Scientists have cultivated, on Earth, the surrounding environment of a black hole, creating a rotating disk of plasma in the laboratory. The heated gas ring imitates the matter spinning around the edge of black holes, forming the so-called “accretion disks” that gradually feed the black holes.
The experiment conducted by researchers at Imperial College London could greatly assist scientists, primarily in answering the question of how black holes grow by consuming the surrounding matter. Results of this laboratory experiment have been published in the journal Physical Review Letters (ref.).
Accretion Disk
The plasma disks were immortalized when the Event Horizon Telescope (EHT) captured the first direct image of a black hole. In the historic image of the supermassive black hole in the heart of the Messier 87 (M87) galaxy and the image of the supermassive black hole in the Milky Way, Sagittarius A*, the bright orange plasma ring surrounding the dark central black hole can be observed.
The ring forms when matter is attracted to a black hole. The immense gravitational influence creates turbulent and violent conditions, heating the gas and stripping electrons from atoms. This transforms the gas into plasma, a sea of electron-less atoms. The plasma forms an accretion disk, held in place by the outward push of centrifugal force from rotation and the inward pull of gravity.
Occasionally interrupted stability causes material to fall from the disk onto the surface of the black hole, and scientists are unsure about how these instabilities occur. This is crucial for our understanding of black holes since they cannot grow without accumulating material.

Lab Black Hole
Scientists can hardly recreate a black hole like the one in M87, which has a mass 4.5 billion times that of the Sun. However, to study the environments of these cosmic giants, the only possibility we have is to recreate the surrounding plasma in the laboratory.

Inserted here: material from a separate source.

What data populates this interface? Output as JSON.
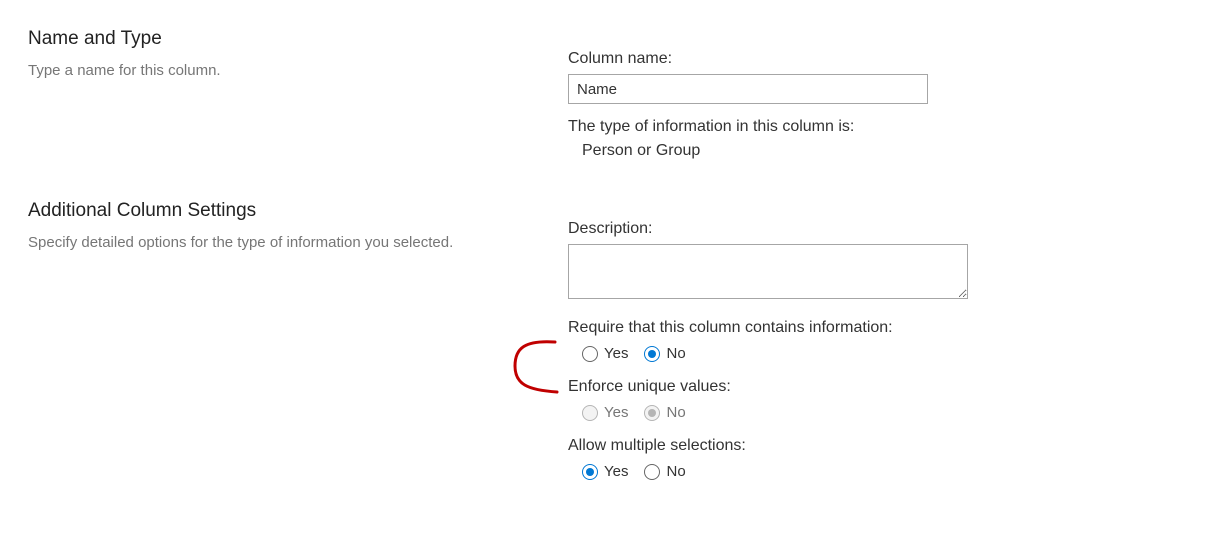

To generate the black hole in the laboratory, the team used the Mega Ampere Generator for Plasma Implosion Experiments machine (MAGPIE) to spin the plasma and create an accurate replica of the accretion disks. This required accelerating eight plasma jets and causing them to collide, forming a rotating column. The scientists discovered that the plasma moves faster in the inner regions of the column, believed to be a fundamental characteristic of accretion disks.
Although it allows for better modeling of accretion disks, the experiment is merely a proof of concept, mainly because MAGPIE can only generate short bursts of plasma, limiting the team’s observations to no more than one complete rotation of the disk. Repeating the experiment with longer plasma bursts should allow the team to better characterize the accretion disks.
Role of Magnetic Fields
One of the probable mechanisms causing instability in these plasma disks is magnetic fields. These fields give rise to the friction that leads to energy loss in the matter, resulting in accretion onto the surfaces of black holes. Longer plasma bursts in the laboratory would also enable the introduction of magnetic fields into the system, allowing researchers to test this mechanism.
“We are only at the beginning of the possibility to observe these accretion disks in completely new ways, including our experiments and snapshots of black holes with the Event Horizon Telescope” said Valenzuela-Villaseca. “These will allow us to test our theories and see if they match astronomical observations”.